When a Nigerian tells you ‘my body is hot, i have headache and my stomach is paining me’ you usually conclude they have malaria first or typhoid next. Many a diagnosis has been made in homes with the aid of these few words and a good number have been off the mark. The typhoid fever is an acute illness associated with fever caused by the Salmonella enterica serotype Typhi bacteria. It can also be caused by Salmonella paratyphi, a related bacterium that usually causes a less severe illness. The bacterium lives in the intestines and bloodstream of humans. It spreads between individuals by direct contact with the feces of an infected person usually through contaminated food or water.
Symptoms normally begin between 6 and 30 days after exposure to the bacteria. Typhoid always comes along with a high-grade fever, and sometimes with a rash known as rose coloured spots particularly on the neck and abdomen. Other symptoms include:
- Weakness and fatigue
- Muscle aches
- Loss of appetite and weight loss
- Abdominal pain
- Diarrhea or constipation.
Intestinal bleeding or holes (perforations) in the intestine — may develop in the third week of illness. A perforated intestine occurs when the small intestine or large bowel develops a hole, causing intestinal contents to leak into the abdominal cavity and this complication is very severe and life-threatening. Typhoid fever should never be allowed to progress into this stage and prompt diagnosis and treatment is encouraged. Typhoid fever should not be treated without a medical diagnosis. The indiscriminate use of antibiotics has led to antibiotic resistance by this organism and this poses a great dilemma to health professionals. Vaccination against typhoid fever is available but is not 100% effective as it’s potency decreases with time hence preventive measures should always be taken. These may include:
- Be mindful of what you eat and drink. Drinking water is to be obtained from a proper source.

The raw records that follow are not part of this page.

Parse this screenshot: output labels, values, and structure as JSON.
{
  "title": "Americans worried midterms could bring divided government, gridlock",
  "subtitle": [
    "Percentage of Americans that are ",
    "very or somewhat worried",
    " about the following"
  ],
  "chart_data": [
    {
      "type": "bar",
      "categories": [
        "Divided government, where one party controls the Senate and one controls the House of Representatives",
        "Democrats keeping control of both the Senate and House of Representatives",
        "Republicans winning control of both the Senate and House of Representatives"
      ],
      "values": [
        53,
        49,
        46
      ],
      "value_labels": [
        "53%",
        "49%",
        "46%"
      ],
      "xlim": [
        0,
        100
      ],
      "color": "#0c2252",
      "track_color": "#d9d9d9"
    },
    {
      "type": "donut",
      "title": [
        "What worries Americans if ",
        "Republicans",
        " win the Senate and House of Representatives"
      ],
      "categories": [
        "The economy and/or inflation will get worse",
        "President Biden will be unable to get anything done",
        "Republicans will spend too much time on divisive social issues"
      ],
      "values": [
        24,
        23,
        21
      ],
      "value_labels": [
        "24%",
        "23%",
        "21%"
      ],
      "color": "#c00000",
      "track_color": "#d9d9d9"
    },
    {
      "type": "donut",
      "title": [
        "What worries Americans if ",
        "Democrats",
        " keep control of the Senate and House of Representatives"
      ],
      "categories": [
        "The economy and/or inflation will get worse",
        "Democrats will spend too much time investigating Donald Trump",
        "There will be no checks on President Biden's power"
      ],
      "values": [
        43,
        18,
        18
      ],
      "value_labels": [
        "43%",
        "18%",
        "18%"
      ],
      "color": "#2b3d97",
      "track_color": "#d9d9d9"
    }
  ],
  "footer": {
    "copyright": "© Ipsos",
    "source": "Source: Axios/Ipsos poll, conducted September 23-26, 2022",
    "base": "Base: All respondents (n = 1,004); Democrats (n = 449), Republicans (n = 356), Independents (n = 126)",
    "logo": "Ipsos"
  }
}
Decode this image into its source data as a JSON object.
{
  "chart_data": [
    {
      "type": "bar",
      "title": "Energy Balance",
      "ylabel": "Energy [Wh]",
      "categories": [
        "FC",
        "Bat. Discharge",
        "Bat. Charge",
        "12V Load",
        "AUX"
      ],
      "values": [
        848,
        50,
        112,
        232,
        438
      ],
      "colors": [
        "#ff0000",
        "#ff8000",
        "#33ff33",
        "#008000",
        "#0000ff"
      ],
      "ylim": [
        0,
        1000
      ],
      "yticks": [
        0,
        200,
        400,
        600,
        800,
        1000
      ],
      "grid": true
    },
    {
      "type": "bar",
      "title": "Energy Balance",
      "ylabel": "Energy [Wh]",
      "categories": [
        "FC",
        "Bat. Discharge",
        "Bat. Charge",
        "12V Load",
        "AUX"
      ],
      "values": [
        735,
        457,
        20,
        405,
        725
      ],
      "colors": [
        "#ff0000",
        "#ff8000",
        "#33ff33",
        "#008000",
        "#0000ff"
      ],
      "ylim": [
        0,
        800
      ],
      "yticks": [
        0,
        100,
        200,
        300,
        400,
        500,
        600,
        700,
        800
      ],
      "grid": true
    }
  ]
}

- Food preparation should also be done in a neat environment.
- Always wash your hands after using the toilet or before eating your food.
- Wash fruits and vegetables thoroughly in clean water before cooking or eating. Ideally, it’s advisable to totally avoid raw foods.
Observance of the rules of personal, food and water hygiene go a long way in preventing this disease. Approximately 3%-5% of patients become carriers of the bacteria after the acute illness and these people can be the source of outbreaks years later. These people show no signs and symptoms of the disease and can literally be dubbed ‘silent killers’. It is essential to note once more that typhoid fever should NOT be treated without a medical diagnosis.